32. Tell us how would you go about doing an Exploratory Data Analysis (EDA)?

The goal of an EDA is to gather some insights from the data before applying your predictive model i.e gain some information. Basically, you want to do your EDA in a coarse to fine manner.
We start by gaining some high-level global insights. Check out some imbalanced classes. Look at mean and variance of each class. Check out the first few rows to see what it's all about. Run a pandas df.info() to see which features are continuous, categorical, their type (int, float, string).
Next, drop unnecessary columns that won't be useful in analysis and prediction. These can simply be columns that look useless, one's where many rows have the same value (i.e it doesn't give us much information), or it's missing a lot of values. We can also fill in missing values with the most common value in that column, or the median. Now we can start making some basic visualizations. Start with high-level stuff. Do some bar plots for features that are categorical and have a small number of groups. Bar plots of the final classes. Look at the most “general features”.
Create some visualizations about these individual features to try and gain some basic insights. Now we can start to get more specific.
Create visualizations between features, two or three at a time. How are features related to each other? You can also do a PCA to see which features contain the most information. Group some features together as well to see their relationships. For example, what happens to the classes when A = 0 and B = 0? How about A = 1 and B = 0? Compare different features. For example, if feature A can be either “Female” or “Male” then we can plot feature A against which cabin they stayed in to see if Males and Females stay in different cabins.
Beyond bar, scatter, and other basic plots, we can do a PDF/CDF, overlayed plots, etc. Look at some statistics like distribution, p-value, etc. Finally it's time to build the ML model. Start with easier stuff like Naive Bayes and Linear Regression. If you see that those suck or the data is highly non-linear, go with polynomial regression, decision trees, or SVMs. The features can be selected based on their importance from the EDA. If you have lots of data you can use a Neural Network. Check ROC curve. Precision, Recall

33. Explain me why do you want to work at this company as a data scientist?

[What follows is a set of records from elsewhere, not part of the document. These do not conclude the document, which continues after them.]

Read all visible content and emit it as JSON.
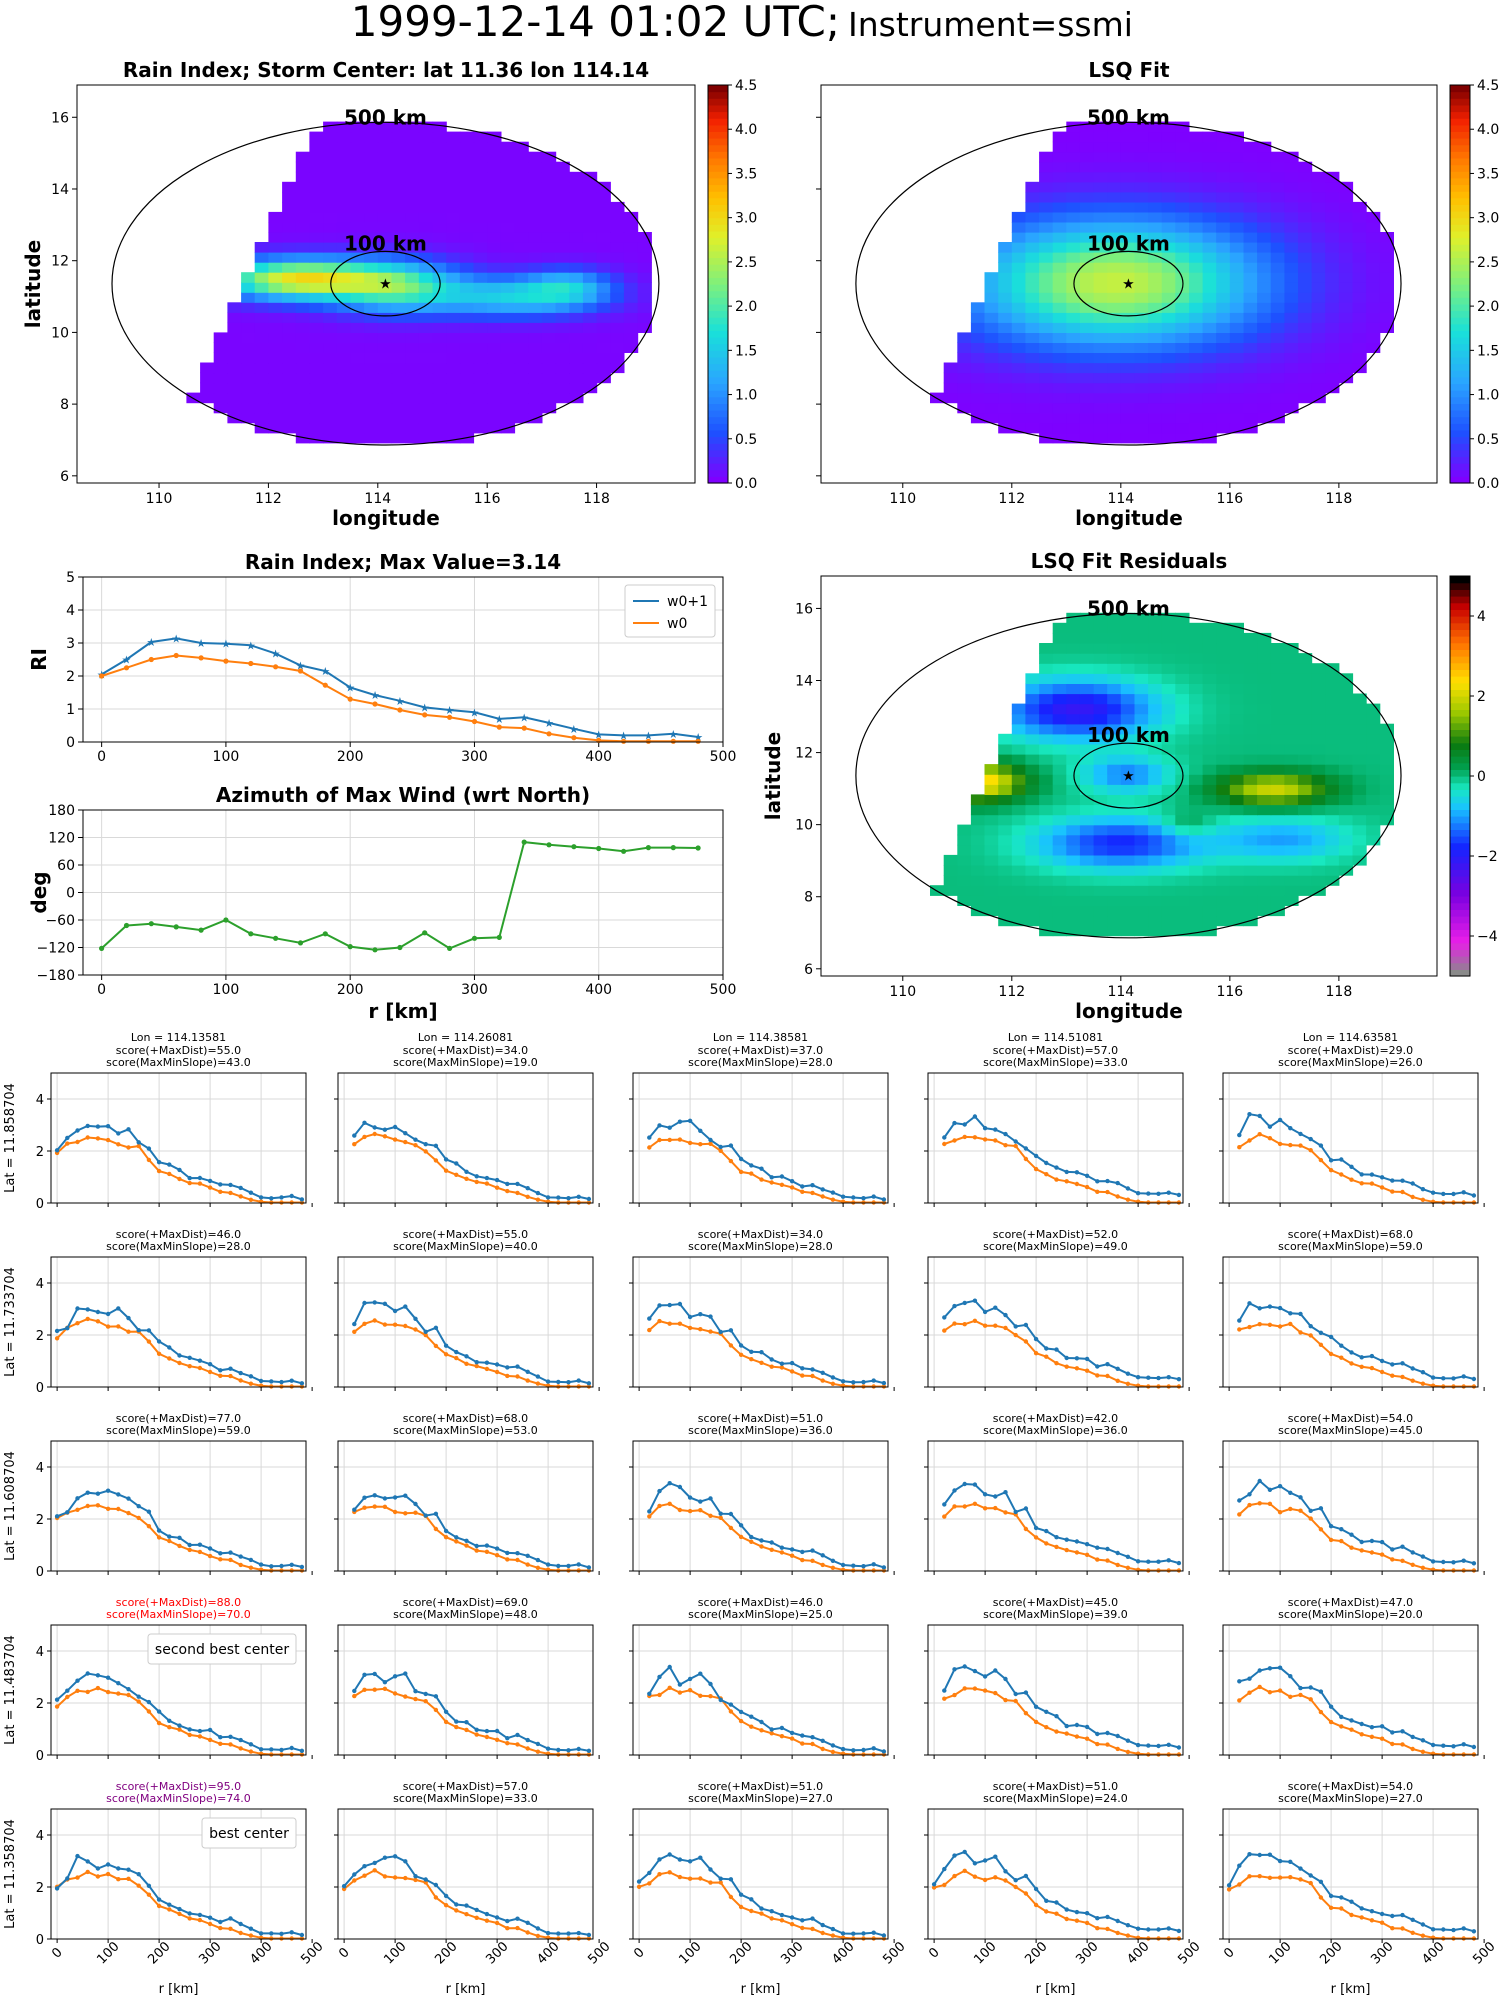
{
  "figure": {
    "title_date": "1999-12-14 01:02 UTC;",
    "title_inst": "Instrument=ssmi"
  },
  "colors": {
    "blue": "#1f77b4",
    "orange": "#ff7f0e",
    "green": "#2ca02c",
    "grid": "#d9d9d9",
    "red_label": "#ff0000",
    "purple_label": "#800080"
  },
  "chart_data": [
    {
      "id": "rain-map",
      "type": "heatmap",
      "title": "Rain Index; Storm Center: lat 11.36 lon 114.14",
      "xlabel": "longitude",
      "ylabel": "latitude",
      "xticks": [
        "110",
        "112",
        "114",
        "116",
        "118"
      ],
      "yticks": [
        "6",
        "8",
        "10",
        "12",
        "14",
        "16"
      ],
      "xlim": [
        108.5,
        119.8
      ],
      "ylim": [
        5.8,
        16.9
      ],
      "colorbar": {
        "ticks": [
          "0.0",
          "0.5",
          "1.0",
          "1.5",
          "2.0",
          "2.5",
          "3.0",
          "3.5",
          "4.0",
          "4.5"
        ],
        "range": [
          0,
          4.5
        ]
      },
      "annotations": [
        "500 km",
        "100 km"
      ],
      "center": {
        "lon": 114.14,
        "lat": 11.36
      }
    },
    {
      "id": "lsq-map",
      "type": "heatmap",
      "title": "LSQ Fit",
      "xlabel": "longitude",
      "xticks": [
        "110",
        "112",
        "114",
        "116",
        "118"
      ],
      "xlim": [
        108.5,
        119.8
      ],
      "ylim": [
        5.8,
        16.9
      ],
      "colorbar": {
        "ticks": [
          "0.0",
          "0.5",
          "1.0",
          "1.5",
          "2.0",
          "2.5",
          "3.0",
          "3.5",
          "4.0",
          "4.5"
        ],
        "range": [
          0,
          4.5
        ]
      },
      "annotations": [
        "500 km",
        "100 km"
      ],
      "center": {
        "lon": 114.14,
        "lat": 11.36
      }
    },
    {
      "id": "rain-profile",
      "type": "line",
      "title": "Rain Index; Max Value=3.14",
      "ylabel": "RI",
      "xlim": [
        -15,
        500
      ],
      "ylim": [
        0,
        5
      ],
      "xticks": [
        "0",
        "100",
        "200",
        "300",
        "400",
        "500"
      ],
      "yticks": [
        "0",
        "1",
        "2",
        "3",
        "4",
        "5"
      ],
      "legend": "top-right",
      "x": [
        0,
        20,
        40,
        60,
        80,
        100,
        120,
        140,
        160,
        180,
        200,
        220,
        240,
        260,
        280,
        300,
        320,
        340,
        360,
        380,
        400,
        420,
        440,
        460,
        480
      ],
      "series": [
        {
          "name": "w0+1",
          "values": [
            2.05,
            2.5,
            3.03,
            3.14,
            3.0,
            2.98,
            2.93,
            2.68,
            2.32,
            2.15,
            1.65,
            1.42,
            1.25,
            1.05,
            0.97,
            0.9,
            0.7,
            0.75,
            0.58,
            0.4,
            0.23,
            0.2,
            0.2,
            0.25,
            0.15
          ]
        },
        {
          "name": "w0",
          "values": [
            2.0,
            2.25,
            2.5,
            2.62,
            2.55,
            2.45,
            2.38,
            2.28,
            2.15,
            1.72,
            1.3,
            1.15,
            0.97,
            0.82,
            0.75,
            0.62,
            0.45,
            0.42,
            0.25,
            0.13,
            0.05,
            0.02,
            0.02,
            0.02,
            0.02
          ]
        }
      ]
    },
    {
      "id": "azimuth",
      "type": "line",
      "title": "Azimuth of Max Wind (wrt North)",
      "xlabel": "r [km]",
      "ylabel": "deg",
      "xlim": [
        -15,
        500
      ],
      "ylim": [
        -180,
        180
      ],
      "xticks": [
        "0",
        "100",
        "200",
        "300",
        "400",
        "500"
      ],
      "yticks": [
        "−180",
        "−120",
        "−60",
        "0",
        "60",
        "120",
        "180"
      ],
      "x": [
        0,
        20,
        40,
        60,
        80,
        100,
        120,
        140,
        160,
        180,
        200,
        220,
        240,
        260,
        280,
        300,
        320,
        340,
        360,
        380,
        400,
        420,
        440,
        460,
        480
      ],
      "series": [
        {
          "values": [
            -122,
            -72,
            -68,
            -75,
            -82,
            -60,
            -90,
            -100,
            -110,
            -90,
            -118,
            -125,
            -120,
            -88,
            -122,
            -100,
            -98,
            110,
            104,
            100,
            96,
            90,
            98,
            98,
            97
          ]
        }
      ]
    },
    {
      "id": "residuals",
      "type": "heatmap",
      "title": "LSQ Fit Residuals",
      "xlabel": "longitude",
      "ylabel": "latitude",
      "xticks": [
        "110",
        "112",
        "114",
        "116",
        "118"
      ],
      "yticks": [
        "6",
        "8",
        "10",
        "12",
        "14",
        "16"
      ],
      "xlim": [
        108.5,
        119.8
      ],
      "ylim": [
        5.8,
        16.9
      ],
      "colorbar": {
        "ticks": [
          "−4",
          "−2",
          "0",
          "2",
          "4"
        ],
        "range": [
          -5,
          5
        ]
      },
      "annotations": [
        "500 km",
        "100 km"
      ],
      "center": {
        "lon": 114.14,
        "lat": 11.36
      }
    }
  ],
  "grid": {
    "col_titles": [
      "Lon = 114.13581",
      "Lon = 114.26081",
      "Lon = 114.38581",
      "Lon = 114.51081",
      "Lon = 114.63581"
    ],
    "row_labels": [
      "Lat = 11.858704",
      "Lat = 11.733704",
      "Lat = 11.608704",
      "Lat = 11.483704",
      "Lat = 11.358704"
    ],
    "xlabel": "r [km]",
    "xticks": [
      "0",
      "100",
      "200",
      "300",
      "400",
      "500"
    ],
    "yticks": [
      "0",
      "2",
      "4"
    ],
    "scores": [
      [
        [
          "score(+MaxDist)=55.0",
          "score(MaxMinSlope)=43.0"
        ],
        [
          "score(+MaxDist)=34.0",
          "score(MaxMinSlope)=19.0"
        ],
        [
          "score(+MaxDist)=37.0",
          "score(MaxMinSlope)=28.0"
        ],
        [
          "score(+MaxDist)=57.0",
          "score(MaxMinSlope)=33.0"
        ],
        [
          "score(+MaxDist)=29.0",
          "score(MaxMinSlope)=26.0"
        ]
      ],
      [
        [
          "score(+MaxDist)=46.0",
          "score(MaxMinSlope)=28.0"
        ],
        [
          "score(+MaxDist)=55.0",
          "score(MaxMinSlope)=40.0"
        ],
        [
          "score(+MaxDist)=34.0",
          "score(MaxMinSlope)=28.0"
        ],
        [
          "score(+MaxDist)=52.0",
          "score(MaxMinSlope)=49.0"
        ],
        [
          "score(+MaxDist)=68.0",
          "score(MaxMinSlope)=59.0"
        ]
      ],
      [
        [
          "score(+MaxDist)=77.0",
          "score(MaxMinSlope)=59.0"
        ],
        [
          "score(+MaxDist)=68.0",
          "score(MaxMinSlope)=53.0"
        ],
        [
          "score(+MaxDist)=51.0",
          "score(MaxMinSlope)=36.0"
        ],
        [
          "score(+MaxDist)=42.0",
          "score(MaxMinSlope)=36.0"
        ],
        [
          "score(+MaxDist)=54.0",
          "score(MaxMinSlope)=45.0"
        ]
      ],
      [
        [
          "score(+MaxDist)=88.0",
          "score(MaxMinSlope)=70.0"
        ],
        [
          "score(+MaxDist)=69.0",
          "score(MaxMinSlope)=48.0"
        ],
        [
          "score(+MaxDist)=46.0",
          "score(MaxMinSlope)=25.0"
        ],
        [
          "score(+MaxDist)=45.0",
          "score(MaxMinSlope)=39.0"
        ],
        [
          "score(+MaxDist)=47.0",
          "score(MaxMinSlope)=20.0"
        ]
      ],
      [
        [
          "score(+MaxDist)=95.0",
          "score(MaxMinSlope)=74.0"
        ],
        [
          "score(+MaxDist)=57.0",
          "score(MaxMinSlope)=33.0"
        ],
        [
          "score(+MaxDist)=51.0",
          "score(MaxMinSlope)=27.0"
        ],
        [
          "score(+MaxDist)=51.0",
          "score(MaxMinSlope)=24.0"
        ],
        [
          "score(+MaxDist)=54.0",
          "score(MaxMinSlope)=27.0"
        ]
      ]
    ],
    "highlights": {
      "second_best": "second best center",
      "best": "best center"
    }
  }
}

The purpose of this question is to determine the motivation behind the candidate's choice of applying and interviewing for the position. Their answer should reveal their inspiration for working for the company and their drive for being a data scientist. It should show the candidate is pursuing the position because they are passionate about data and believe in the company, two elements that can determine the candidate's performance. Answers to look for include:

☛ Interest in data mining
☛ Respect for the company's innovative practices
☛ Desire to apply analytical skills to solve real-world issues with data

34. Explain me what is logistic regression? Or State an example when you have used logistic regression recently?

Logistic Regression often referred as logit model is a technique to predict the binary outcome from a linear combination of predictor variables. For example, if you want to predict whether a particular political leader will win the election or not. In this case, the outcome of prediction is binary i.e. 0 or 1 (Win/Lose). The predictor variables here would be the amount of money spent for election campaigning of a particular candidate, the amount of time spent in campaigning, etc.

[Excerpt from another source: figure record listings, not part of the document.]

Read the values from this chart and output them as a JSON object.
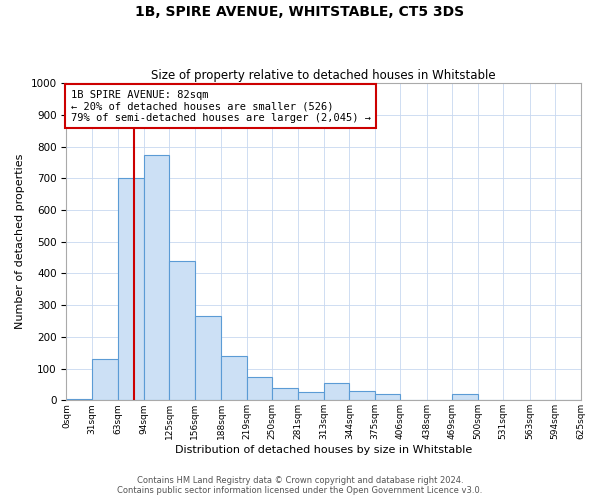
{
  "title1": "1B, SPIRE AVENUE, WHITSTABLE, CT5 3DS",
  "title2": "Size of property relative to detached houses in Whitstable",
  "xlabel": "Distribution of detached houses by size in Whitstable",
  "ylabel": "Number of detached properties",
  "bin_edges": [
    0,
    31,
    63,
    94,
    125,
    156,
    188,
    219,
    250,
    281,
    313,
    344,
    375,
    406,
    438,
    469,
    500,
    531,
    563,
    594,
    625
  ],
  "bar_heights": [
    5,
    130,
    700,
    775,
    440,
    265,
    140,
    75,
    40,
    25,
    55,
    30,
    20,
    0,
    0,
    20,
    0,
    0,
    0,
    0
  ],
  "bar_color": "#cce0f5",
  "bar_edge_color": "#5b9bd5",
  "property_sqm": 82,
  "vline_color": "#cc0000",
  "annotation_text": "1B SPIRE AVENUE: 82sqm\n← 20% of detached houses are smaller (526)\n79% of semi-detached houses are larger (2,045) →",
  "annotation_box_color": "#cc0000",
  "ylim": [
    0,
    1000
  ],
  "yticks": [
    0,
    100,
    200,
    300,
    400,
    500,
    600,
    700,
    800,
    900,
    1000
  ],
  "footnote1": "Contains HM Land Registry data © Crown copyright and database right 2024.",
  "footnote2": "Contains public sector information licensed under the Open Government Licence v3.0.",
  "background_color": "#ffffff",
  "grid_color": "#c8d8f0",
  "figsize": [
    6.0,
    5.0
  ],
  "dpi": 100
}
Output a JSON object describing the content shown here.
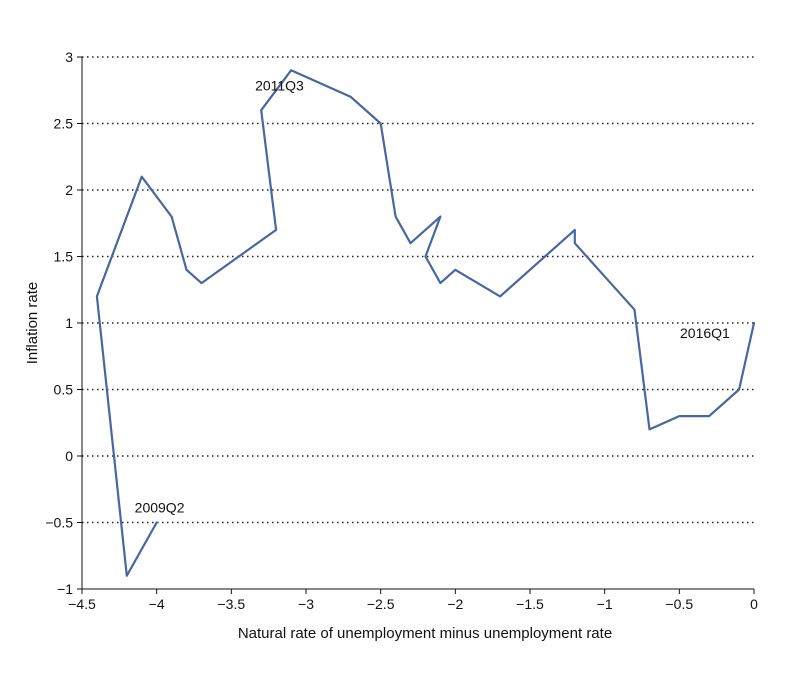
{
  "chart_data": {
    "type": "line",
    "title": "",
    "xlabel": "Natural rate of unemployment minus unemployment rate",
    "ylabel": "Inflation rate",
    "xlim": [
      -4.5,
      0
    ],
    "ylim": [
      -1,
      3
    ],
    "x_ticks": [
      -4.5,
      -4,
      -3.5,
      -3,
      -2.5,
      -2,
      -1.5,
      -1,
      -0.5,
      0
    ],
    "x_tick_labels": [
      "−4.5",
      "−4",
      "−3.5",
      "−3",
      "−2.5",
      "−2",
      "−1.5",
      "−1",
      "−0.5",
      "0"
    ],
    "y_ticks": [
      -1,
      -0.5,
      0,
      0.5,
      1,
      1.5,
      2,
      2.5,
      3
    ],
    "y_tick_labels": [
      "−1",
      "−0.5",
      "0",
      "0.5",
      "1",
      "1.5",
      "2",
      "2.5",
      "3"
    ],
    "grid": "horizontal-dotted",
    "series_color": "#4a66a0",
    "series": [
      {
        "x": [
          -4.0,
          -4.2,
          -4.4,
          -4.1,
          -3.9,
          -3.8,
          -3.7,
          -3.2,
          -3.3,
          -3.1,
          -2.7,
          -2.5,
          -2.4,
          -2.3,
          -2.1,
          -2.2,
          -2.1,
          -2.0,
          -1.7,
          -1.2,
          -1.2,
          -0.8,
          -0.7,
          -0.5,
          -0.3,
          -0.1,
          0.0
        ],
        "y": [
          -0.5,
          -0.9,
          1.2,
          2.1,
          1.8,
          1.4,
          1.3,
          1.7,
          2.6,
          2.9,
          2.7,
          2.5,
          1.8,
          1.6,
          1.8,
          1.5,
          1.3,
          1.4,
          1.2,
          1.7,
          1.6,
          1.1,
          0.2,
          0.3,
          0.3,
          0.5,
          1.0
        ]
      }
    ],
    "annotations": [
      {
        "text": "2009Q2",
        "x": -4.0,
        "y": -0.5
      },
      {
        "text": "2011Q3",
        "x": -3.1,
        "y": 2.9
      },
      {
        "text": "2016Q1",
        "x": 0.0,
        "y": 1.0
      }
    ]
  }
}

35. Tell me is rotation necessary in PCA? If yes, Why? What will happen if you don't rotate the components?

Yes, rotation (orthogonal) is necessary because it maximizes the difference between variance captured by the component. This makes the components easier to interpret. Not to forget, that's the motive of doing PCA where, we aim to select fewer components (than features) which can explain the maximum variance in the data set. By doing rotation, the relative location of the components doesn't change, it only changes the actual coordinates of the points.

If we don't rotate the components, the effect of PCA will diminish and we'll have to select more number of components to explain variance in the data set.